Вот я об этом и хотела сказать. Понимаете, те времена были такие страшные, что защищать Анну Андреевну Ахматову — самому пойти по этапу, защищать Зощенко, это было практически невозможно. Сейчас более вегетарианские времена, но не все решаются. Я думала, что весь наш театральный цех должен встать на дыбы, это такое безобразие, это такой абсурд, это возмутительно до предела. И все это знают, все! И как же так, почему вся общественность не встала на дыбы? Почему только некоторые? Я вот сейчас смотрю, прессуют Мишу Ефремова — не то сказал, не там сказал, играл концерты на Украине. Какие гадости в его адрес! И еще находятся, ой, я прямо, из меня сейчас страшные слова сейчас вылетать будут, какой-то Меликьян, или как его, бывший член нашей Думы, он хочет у него отобрать звание. Товарищ дорогой, не вы давали! А вы никогда ничего не получите, и пиара из этого вы не сделаете, вот что я бы хотела ему на память написать автограф.
Но вот люди заступаются, кто-то все-таки заступается за Серебренникова, кто-то нет, цех ведет себя по-разному, многие молчат. Но не только про молчание в этом смысле речь, не только про солидарность, но и про то, что меня интересует, насколько эта атмосфера проявляется в том, что может позволить себе сегодня режиссер на сцене, в том, что можно ставить, что нельзя. Чувствуете ли вы эти перемены, влияние атмосферы на этот художественный непосредственно процесс? Или все-таки я преувеличиваю, когда думаю об этом?
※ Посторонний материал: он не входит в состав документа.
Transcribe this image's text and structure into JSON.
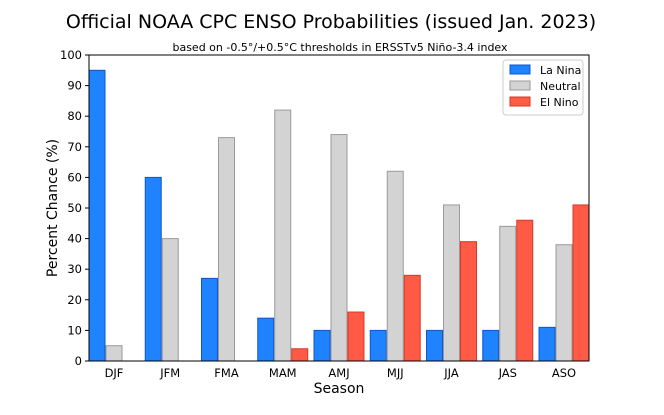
{
  "chart_data": {
    "type": "bar",
    "title": "Official NOAA CPC ENSO Probabilities (issued Jan. 2023)",
    "subtitle": "based on -0.5°/+0.5°C thresholds in ERSSTv5 Niño-3.4 index",
    "xlabel": "Season",
    "ylabel": "Percent Chance (%)",
    "ylim": [
      0,
      100
    ],
    "yticks": [
      0,
      10,
      20,
      30,
      40,
      50,
      60,
      70,
      80,
      90,
      100
    ],
    "categories": [
      "DJF",
      "JFM",
      "FMA",
      "MAM",
      "AMJ",
      "MJJ",
      "JJA",
      "JAS",
      "ASO"
    ],
    "series": [
      {
        "name": "La Nina",
        "color": "#1f82ff",
        "edge": "#1155cc",
        "values": [
          95,
          60,
          27,
          14,
          10,
          10,
          10,
          10,
          11
        ]
      },
      {
        "name": "Neutral",
        "color": "#d3d3d3",
        "edge": "#9a9a9a",
        "values": [
          5,
          40,
          73,
          82,
          74,
          62,
          51,
          44,
          38
        ]
      },
      {
        "name": "El Nino",
        "color": "#ff5a45",
        "edge": "#d63a2a",
        "values": [
          0,
          0,
          0,
          4,
          16,
          28,
          39,
          46,
          51
        ]
      }
    ],
    "grid": false,
    "legend_position": "top-right"
  }
}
Нет, это есть. Это есть, и это уже не в той форме, как это было при Брежневе, это немножко острее. Тем более, что у нас традиция есть, и очень наработки замечательные, это то, что Галич писал, «очень просто попасть в палачи, промолчи, промолчи, промолчи». И это самая страшная беда — равнодушие к своим товарищам, понимаете. Какие-то деятели мирового театра считают нужным защищать Серебренникова, а вся театральная общественность дыбом не встала, заметьте.
Да, мы давно про это говорим, собственно, сколько это дело продолжается, столько и говорим.
Опять, промолчи — попадешь в палачи.
Есть ли что-то, что вам внушает оптимизм во всей этой истории?
Нет, у меня нет оптимизма, и у меня самые печальные есть опасения, самые страшные. Нельзя, нельзя убивать культуру! Это делать нельзя. И нельзя, чтобы руководили культурой силовики, вот так, грубо говоря.
Отдел по надзору за Конституцией, как известно, ведет это дело в ФСБ. Спасибо большое.